| Field | Computer Science |
| Went Obsolete | Never |
| Made Obsolete By | Nothing |
| Knowledge Assumed | The knowledge needed to perform the skill |
| When useful | When this skill could still be used in the real world |
Who comes up with this stuff? Search on HotJobs? or Monster for COBOL developers. There's no shortage.
I totally agree. Almost every ATM is programmed using COBOL. COBOL programmers will be in demand for years to come.
Ever see that commercial where all the plastic items in the room just melt and disappear? If COBOL were to disappear tomorrow, banks would have to shut down, you couldn't use a credit card and you couldn't get your driver's license renewed.

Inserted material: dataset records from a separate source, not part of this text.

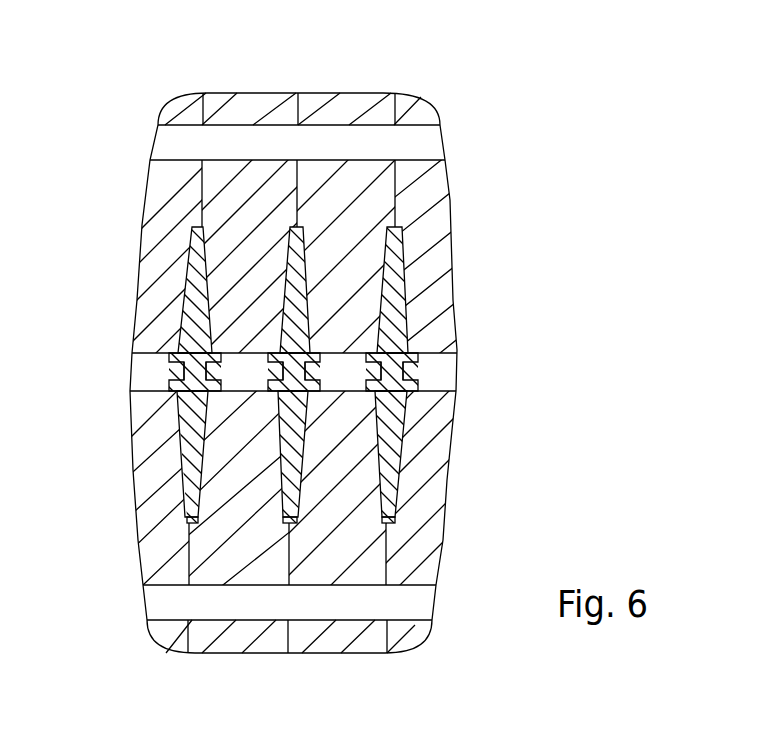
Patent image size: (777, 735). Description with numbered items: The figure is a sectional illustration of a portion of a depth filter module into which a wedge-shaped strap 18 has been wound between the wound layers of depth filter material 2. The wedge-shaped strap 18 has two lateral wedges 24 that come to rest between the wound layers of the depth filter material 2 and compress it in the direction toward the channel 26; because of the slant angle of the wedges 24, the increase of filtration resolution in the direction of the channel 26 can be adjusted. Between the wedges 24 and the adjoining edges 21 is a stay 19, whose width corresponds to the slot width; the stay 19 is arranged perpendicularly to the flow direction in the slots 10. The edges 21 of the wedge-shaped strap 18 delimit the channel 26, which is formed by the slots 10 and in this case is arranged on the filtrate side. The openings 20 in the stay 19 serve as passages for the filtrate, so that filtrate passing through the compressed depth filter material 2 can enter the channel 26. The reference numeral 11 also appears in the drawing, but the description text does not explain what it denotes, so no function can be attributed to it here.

The depth filter material 2 is at (400, 112).
The slots 10 is at (138, 375).
The sealing layer 11 is at (180, 145).
The wedge-shaped strap 18 is at (188, 515).
The stay 19 is at (410, 370).
The openings 20 is at (406, 400).
The edges 21 is at (407, 353).
The wedges 24 is at (192, 253).
The channel 26 is at (262, 140).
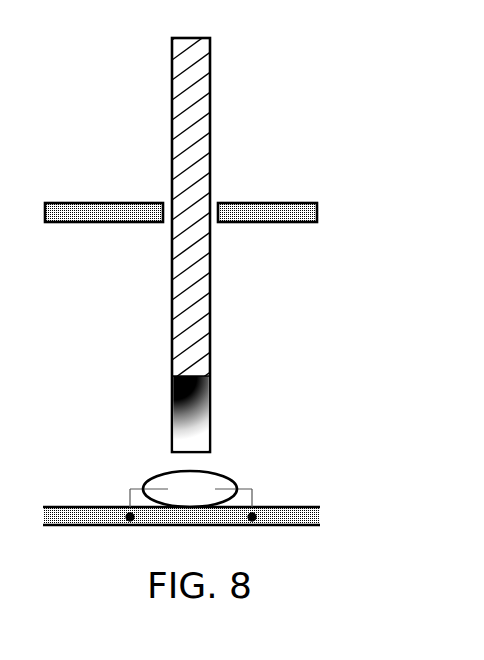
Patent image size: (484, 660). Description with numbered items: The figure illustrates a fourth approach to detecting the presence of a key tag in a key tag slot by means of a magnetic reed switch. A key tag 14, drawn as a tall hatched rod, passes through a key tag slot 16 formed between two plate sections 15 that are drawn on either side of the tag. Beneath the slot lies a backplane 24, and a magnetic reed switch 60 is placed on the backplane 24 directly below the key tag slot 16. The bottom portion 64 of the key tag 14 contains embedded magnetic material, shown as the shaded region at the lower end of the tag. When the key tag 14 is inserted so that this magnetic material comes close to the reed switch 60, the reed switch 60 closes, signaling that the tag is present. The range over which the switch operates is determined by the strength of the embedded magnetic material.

The key tag 14 is at (210, 118).
The plate 15 is at (277, 202).
The key tag slot 16 is at (213, 207).
The bottom portion 64 is at (212, 412).
The magnetic reed switch 60 is at (218, 470).
The backplane 24 is at (277, 507).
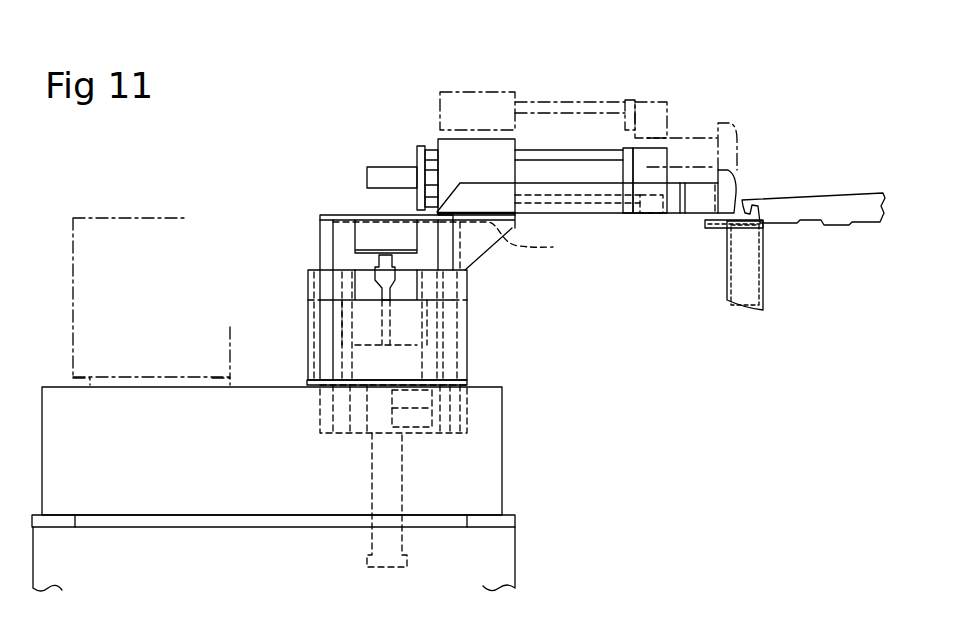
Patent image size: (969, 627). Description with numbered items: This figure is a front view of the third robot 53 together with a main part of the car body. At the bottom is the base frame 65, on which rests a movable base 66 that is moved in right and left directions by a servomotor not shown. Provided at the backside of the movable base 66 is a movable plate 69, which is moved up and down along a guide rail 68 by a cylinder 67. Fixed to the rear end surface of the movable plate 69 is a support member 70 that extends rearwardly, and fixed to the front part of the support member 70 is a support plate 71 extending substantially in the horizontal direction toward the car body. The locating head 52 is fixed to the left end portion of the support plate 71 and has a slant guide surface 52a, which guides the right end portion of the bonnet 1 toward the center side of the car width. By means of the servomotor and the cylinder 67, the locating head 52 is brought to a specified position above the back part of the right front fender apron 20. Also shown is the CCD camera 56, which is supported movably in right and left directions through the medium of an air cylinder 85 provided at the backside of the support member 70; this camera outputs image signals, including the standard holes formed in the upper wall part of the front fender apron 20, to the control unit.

The bonnet 1 is at (848, 197).
The front fender apron 20 is at (763, 277).
The locating head 52 is at (713, 228).
The slant guide surface 52a is at (731, 176).
The third robot 53 is at (220, 203).
The CCD camera 56 is at (643, 148).
The base frame 65 is at (273, 387).
The movable base 66 is at (310, 303).
The cylinder 67 is at (403, 463).
The guide rail 68 is at (443, 277).
The movable plate 69 is at (430, 245).
The support member 70 is at (517, 242).
The support plate 71 is at (620, 214).
The air cylinder 85 is at (387, 167).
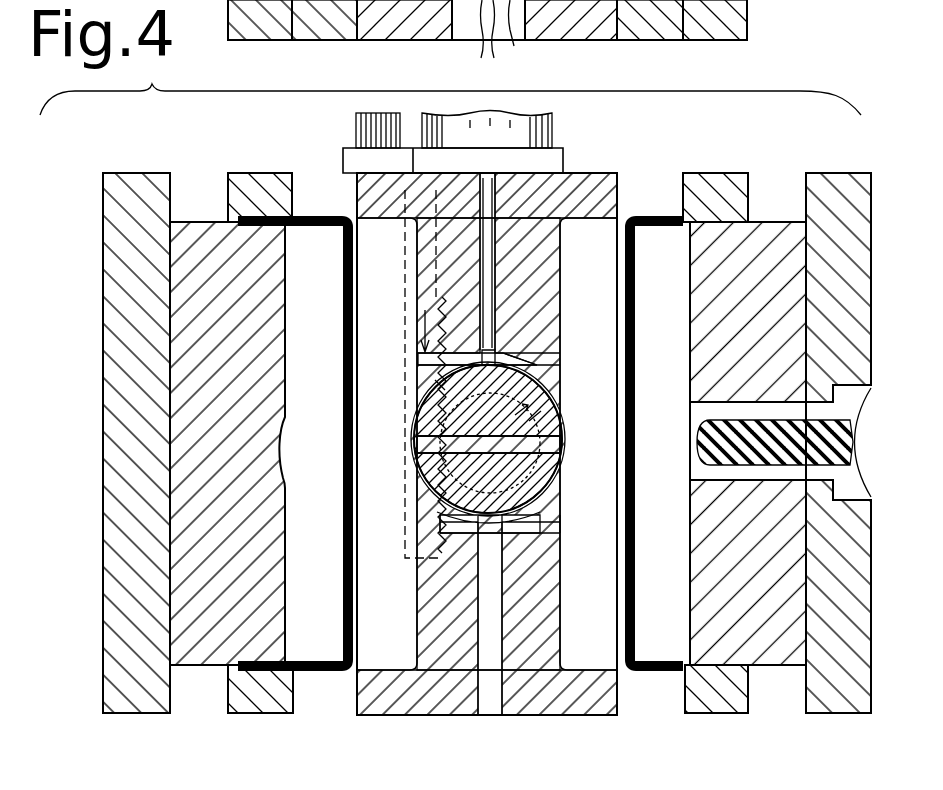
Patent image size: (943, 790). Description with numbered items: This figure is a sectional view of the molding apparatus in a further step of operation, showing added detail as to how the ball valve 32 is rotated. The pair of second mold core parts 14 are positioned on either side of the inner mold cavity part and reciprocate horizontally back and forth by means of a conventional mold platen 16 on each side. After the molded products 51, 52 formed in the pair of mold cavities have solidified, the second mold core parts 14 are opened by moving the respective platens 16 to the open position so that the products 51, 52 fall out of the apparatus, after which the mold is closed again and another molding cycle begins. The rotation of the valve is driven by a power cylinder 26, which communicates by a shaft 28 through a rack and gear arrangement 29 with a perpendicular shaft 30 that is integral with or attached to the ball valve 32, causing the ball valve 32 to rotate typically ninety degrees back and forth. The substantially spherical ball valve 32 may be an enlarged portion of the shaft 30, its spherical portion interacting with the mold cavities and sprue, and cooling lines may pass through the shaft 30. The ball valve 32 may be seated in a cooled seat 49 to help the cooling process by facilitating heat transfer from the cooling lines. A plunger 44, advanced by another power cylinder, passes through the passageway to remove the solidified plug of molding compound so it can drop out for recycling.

The second mold core part 14 is at (250, 403).
The mold platen 16 is at (127, 318).
The power cylinder 26 is at (372, 129).
The shaft 28 is at (428, 262).
The rack and gear arrangement 29 is at (437, 425).
The shaft 30 is at (530, 404).
The ball valve 32 is at (533, 483).
The plunger 44 is at (497, 230).
The cooled seat 49 is at (523, 525).
The molded product 51 is at (340, 315).
The molded product 52 is at (634, 352).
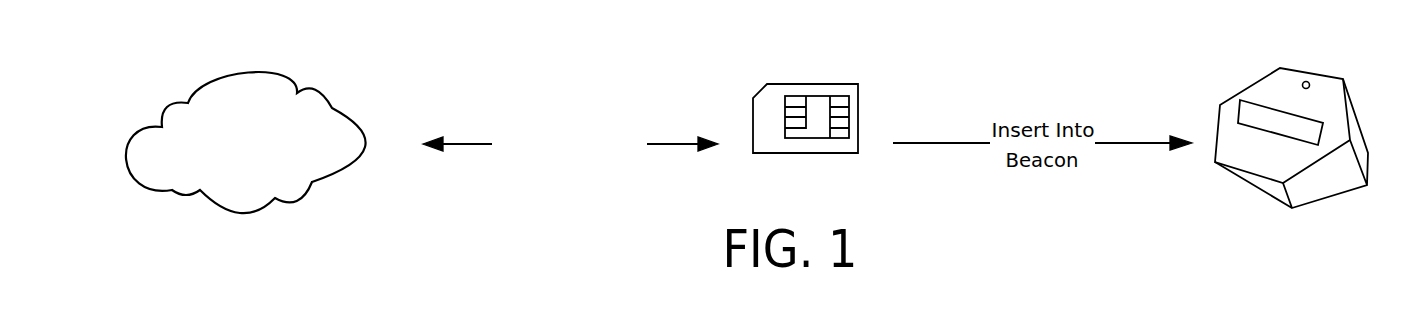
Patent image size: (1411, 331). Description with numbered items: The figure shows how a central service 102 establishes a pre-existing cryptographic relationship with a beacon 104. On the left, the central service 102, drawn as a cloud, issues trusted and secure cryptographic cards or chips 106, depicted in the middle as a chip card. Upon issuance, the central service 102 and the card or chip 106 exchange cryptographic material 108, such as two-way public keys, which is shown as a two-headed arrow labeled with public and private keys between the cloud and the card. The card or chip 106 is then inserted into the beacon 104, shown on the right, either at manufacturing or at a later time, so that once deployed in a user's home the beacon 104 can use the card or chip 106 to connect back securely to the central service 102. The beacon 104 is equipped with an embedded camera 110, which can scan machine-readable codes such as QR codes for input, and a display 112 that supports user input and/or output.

The central service 102 is at (188, 103).
The beacon 104 is at (1284, 104).
The cryptographic cards or chips 106 is at (841, 84).
The cryptographic material 108 is at (542, 105).
The embedded camera 110 is at (1298, 82).
The display 112 is at (1267, 143).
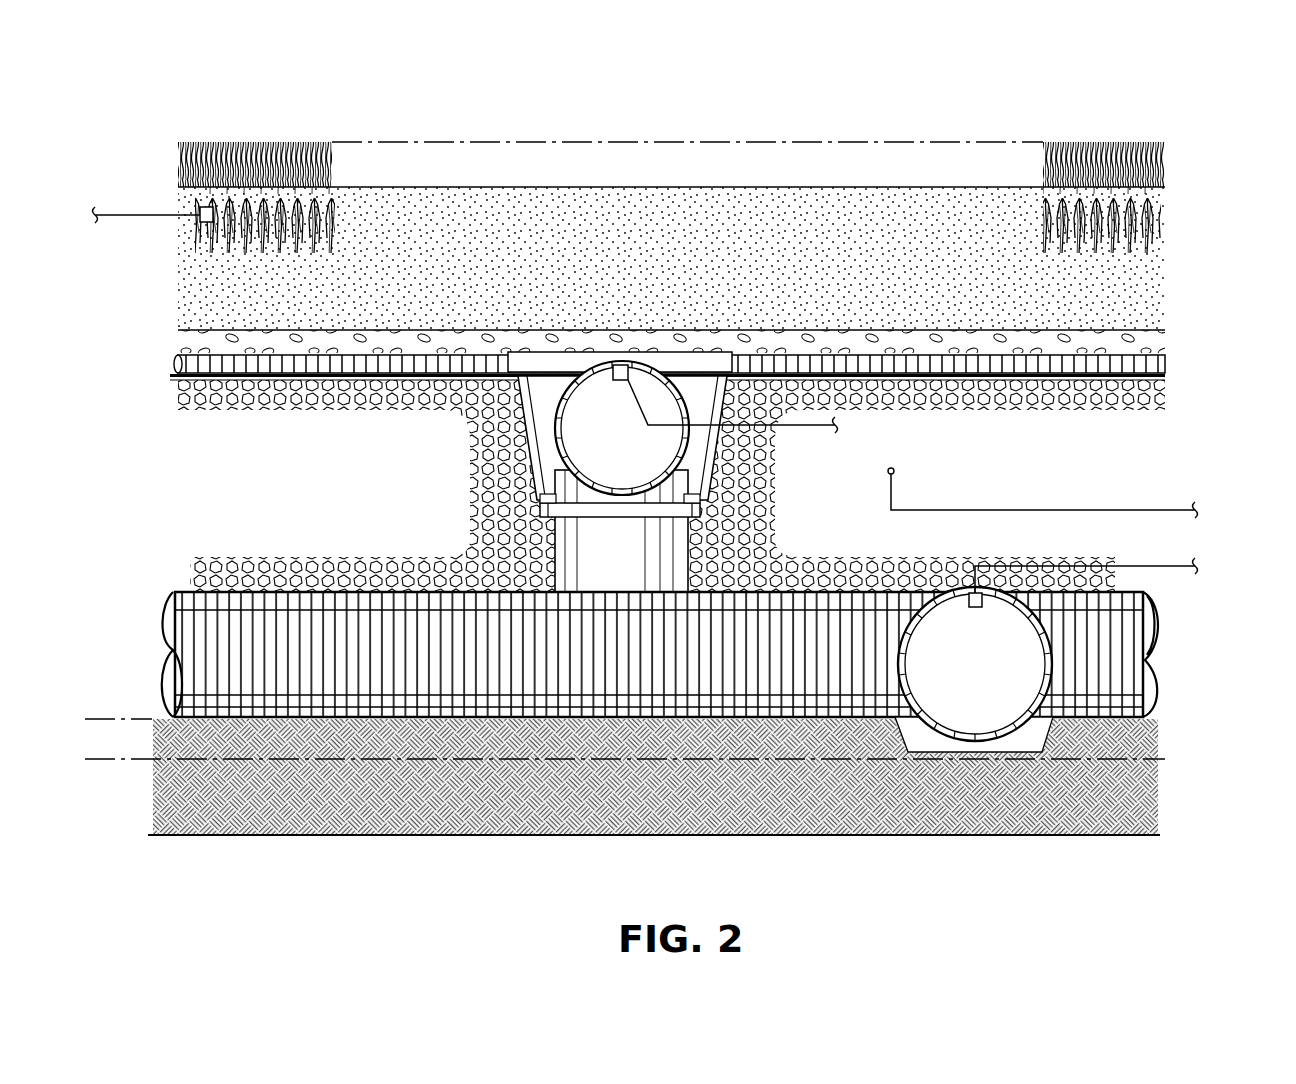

The latest ISO/ANSI standard for COBOL was 2002 (the fourth standard, if memory serves) so obsolescence is still a good number of years off. What seems to obsolete is COBOL taught in universities.
COBOL is still taught in universities. Banks have created partnerships with certain universities to create satellite courses where retired/current COBOL programmers train The Future COBOL Programmers of Tomorrow.
This is true, I'm being taught COBOL in our university as we speak.
As a 28 year old with two years of COBOL experience, I'm just biding my time until all of the old contractors die and I can swoop in and make millions!
“COBOL is alive and well in the Insurance industry. Remember, the easiest fix for Y2K? was updating all of the poorly coded COBOL programs out there, not replace them.”